Hiç ‘tramvay problemi’ni duydunuz mu? Bu, bizi kendi ahlak ve etiğimizi sorgulamaya iten iki varsayımsal senaryoyu içeren bir düşünce deneyidir ve sayısız varyasyona yol açmıştır. Bu klasik ikilemin bir uzantısı şöyledir: ‘Eğer 5 milyon dolar kazanmak için bir düğmeye basmanız gerekseydi ama bu, dünyada bir yerlerde 5 kişiyi öldürecek olsaydı, o düğmeye basar mıydınız?’ Bu soru, sizi kendinizle ‘uzak’ bir problem arasındaki mesafeyi kısaltmaya zorlar. Çoğumuz bu özel ikilemi zorlayıcı olmayan ve kurgusal bularak kolayca göz ardı edebilirken, kaçımız karşılaştığımız gerçek hayattaki tramvay problemlerini kolayca reddedebilir?

Son yıllarda, Çinli bir çevrimiçi pazar yeri olan Temu, sadece Amerika Birleşik Devletleri'nde değil, aynı zamanda benim ülkem Sri Lanka gibi ülkelerde de popülaritesini hızla artırdı. Dünyanın en iyi ikinci e-ticaret platformu olarak sıralanan Temu, dip fiyatları, gülünç derecede yüksek ve sık indirimleri ve sunduğu ürün çeşitliliği ile tanınır. Hem üst düzey zevklere sahip müşterileri hem de başka yerlerde bulunan fiyatın yarısına toplu olarak satın alınabilen estetik ıvır zıvırlar arayanları cezbedebilir. Kulağa gerçek olamayacak kadar iyi mi geliyor? Eğer herhangi bir şüpheniz varsa, kapınıza gelen canlı turuncu paketin -içindeki ürünün mükemmel durumda olmasıyla- bu şüpheyi anında yok edecektir.
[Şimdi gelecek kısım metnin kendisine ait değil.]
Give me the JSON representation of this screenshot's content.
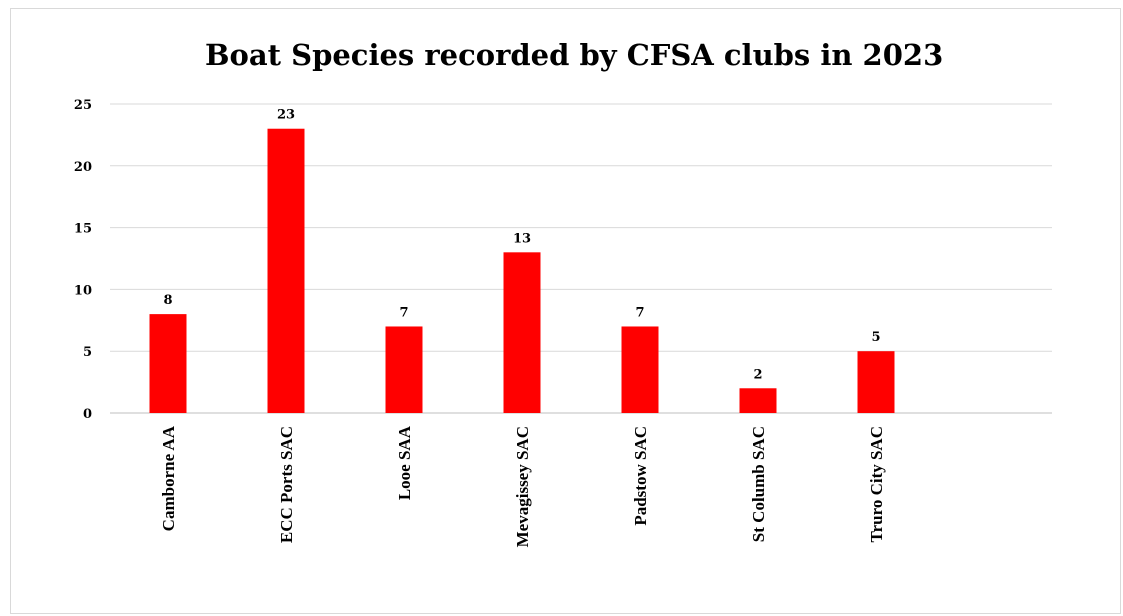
{
  "chart_data": {
    "type": "bar",
    "title": "Boat Species recorded by CFSA clubs in 2023",
    "xlabel": "",
    "ylabel": "",
    "categories": [
      "Camborne AA",
      "ECC Ports SAC",
      "Looe SAA",
      "Mevagissey SAC",
      "Padstow SAC",
      "St Columb SAC",
      "Truro City SAC"
    ],
    "values": [
      8,
      23,
      7,
      13,
      7,
      2,
      5
    ],
    "ylim": [
      0,
      25
    ],
    "yticks": [
      0,
      5,
      10,
      15,
      20,
      25
    ],
    "grid": true,
    "legend": "none",
    "bar_color": "#ff0000",
    "data_labels": true
  }
}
Tasarımı gereği, Temu sizi cezbetmek içindir ve sloganına sadık kalarak bir milyarder gibi alışveriş yapabilirsiniz. İtiraf etmeliyim ki, ben de başlangıçta ikna olmuştum; gelecekte almak istediğim ürünleri, Pinterest panolarımı yansıtan ürünleri, kişiselleştirebileceğim ürünleri yer imlerime ekledim – bu pazar yerine aşık olmak kolaydı. Ancak bu dürtü, karanlık sırlarını öğrendiğimde kısa sürede bastırıldı. Temu gibi büyük bir pazar yeri, çekici fiyat etiketlerini nasıl koruyor?

Temu ve Zorunlu Çalıştırma

Hızlı moda genellikle bir şeylerin bedeliyle gelir ve birçoğumuz dikkatimizi çevresel zararlarına yöneltirken, Temu'nun cazibesi insan hakları ihlallerindeki suç ortaklığını aklamaktadır.
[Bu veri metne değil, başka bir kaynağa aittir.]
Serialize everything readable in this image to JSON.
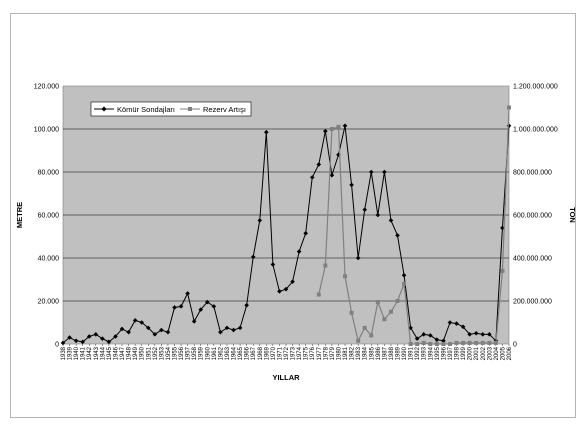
{
  "chart_data": {
    "type": "line",
    "xlabel": "YILLAR",
    "ylabel": "METRE",
    "y2label": "TON",
    "ylim": [
      0,
      120000
    ],
    "y2lim": [
      0,
      1200000000
    ],
    "yticks": [
      "0",
      "20.000",
      "40.000",
      "60.000",
      "80.000",
      "100.000",
      "120.000"
    ],
    "y2ticks": [
      "0",
      "200.000.000",
      "400.000.000",
      "600.000.000",
      "800.000.000",
      "1.000.000.000",
      "1.200.000.000"
    ],
    "grid": true,
    "legend_position": "top-left",
    "plot_background": "#c0c0c0",
    "categories": [
      "1938",
      "1939",
      "1940",
      "1941",
      "1942",
      "1943",
      "1944",
      "1945",
      "1946",
      "1947",
      "1948",
      "1949",
      "1950",
      "1951",
      "1952",
      "1953",
      "1954",
      "1955",
      "1956",
      "1957",
      "1958",
      "1959",
      "1960",
      "1961",
      "1962",
      "1963",
      "1964",
      "1965",
      "1966",
      "1967",
      "1968",
      "1969",
      "1970",
      "1971",
      "1972",
      "1973",
      "1974",
      "1975",
      "1976",
      "1977",
      "1978",
      "1979",
      "1980",
      "1981",
      "1982",
      "1983",
      "1984",
      "1985",
      "1986",
      "1987",
      "1988",
      "1989",
      "1990",
      "1991",
      "1992",
      "1993",
      "1994",
      "1995",
      "1996",
      "1997",
      "1998",
      "1999",
      "2000",
      "2001",
      "2002",
      "2003",
      "2004",
      "2005",
      "2006"
    ],
    "series": [
      {
        "name": "Kömür Sondajları",
        "axis": "left",
        "color": "#000000",
        "marker": "diamond",
        "values": [
          500,
          3000,
          1500,
          1000,
          3500,
          4500,
          2500,
          1000,
          3500,
          7000,
          5500,
          11000,
          10000,
          7500,
          4500,
          6500,
          5500,
          17000,
          17500,
          23500,
          10500,
          16000,
          19500,
          17500,
          5500,
          7500,
          6500,
          7500,
          18000,
          40500,
          57500,
          98500,
          37000,
          24500,
          25500,
          29000,
          43000,
          51500,
          77500,
          83500,
          99000,
          78500,
          88000,
          101500,
          74000,
          40000,
          62500,
          80000,
          60000,
          80000,
          57500,
          50500,
          32000,
          7500,
          2500,
          4500,
          4000,
          2000,
          1500,
          10000,
          9500,
          8000,
          4500,
          5000,
          4500,
          4500,
          1500,
          54000,
          101500
        ]
      },
      {
        "name": "Rezerv Artışı",
        "axis": "right",
        "color": "#808080",
        "marker": "square",
        "x": [
          "1977",
          "1978",
          "1979",
          "1980",
          "1981",
          "1982",
          "1983",
          "1984",
          "1985",
          "1986",
          "1987",
          "1988",
          "1989",
          "1990",
          "1991",
          "1992",
          "1993",
          "1994",
          "1995",
          "1996",
          "1997",
          "1998",
          "1999",
          "2000",
          "2001",
          "2002",
          "2003",
          "2004",
          "2005",
          "2006"
        ],
        "values": [
          230000000,
          365000000,
          1000000000,
          1010000000,
          315000000,
          145000000,
          15000000,
          75000000,
          40000000,
          195000000,
          115000000,
          150000000,
          200000000,
          280000000,
          0,
          0,
          5000000,
          0,
          0,
          0,
          0,
          5000000,
          5000000,
          5000000,
          5000000,
          5000000,
          5000000,
          5000000,
          340000000,
          1100000000
        ]
      }
    ]
  }
}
Doğu Türkistan (veya sömürgeci adıyla 'Yeni Topraklar' anlamına gelen 'Sincan'), Çin tarafından ilhak edilmiş, ciddi insan hakları ihlallerinin merkezinde yer alan bir bölge ve Uygurlar ile diğer Müslüman azınlıklara ev sahipliği yapmaktadır. Bu topluluklar, Çin Komünist Partisi (ÇKP) ile bağlantılı Çinli şirketler tarafından zorla çalıştırılmaktadır. Buna karşılık, ÇKP bu kampları 'eyaletin yoksulluğunu hafifletme' projeleri olarak gizlemekte ve ithalat yasaklarından kaçınmak için işçileri, bazıları evlerinden 2.600 mil uzakta olan başka bölgelere yerleştirmektedir.

Yine de, bu endişelere rağmen, Temu'nun pazar yerindeki ürünleri denetlemek için bir sistemi bulunmamaktadır. Şirket, 'üçüncü taraf satıcıların Sincan Özerk Bölgesi menşeli ürünleri satmasını' engellemediğini bile itiraf etmiştir. Daha da kötüsü, ana şirketi PDD Holders, bir zamanlar çalışanlarını "ayda 380 saat çalışmaya zorlamakla suçlanmış ve bu durum birkaç ölüme yol açmıştır". Ancak insan hakları ihlalleri sorunu burada bitmiyor.

Doğu Türkistan'da Soykırım

Çin'in bu topluluklara karşı yürüttüğü kampanya her şeyi kapsamaktadır ve Uygur entelektüel ve aktivist Mamtimin Ala'nın belirttiği gibi, tartışmayı sadece zorla çalıştırmaya daralttığımızda bir sorun ortaya çıkıyor. Bu, Çin'in bir soykırım işlediği yönündeki daha geniş bir konuşmadan dikkati başka yöne çekiyor.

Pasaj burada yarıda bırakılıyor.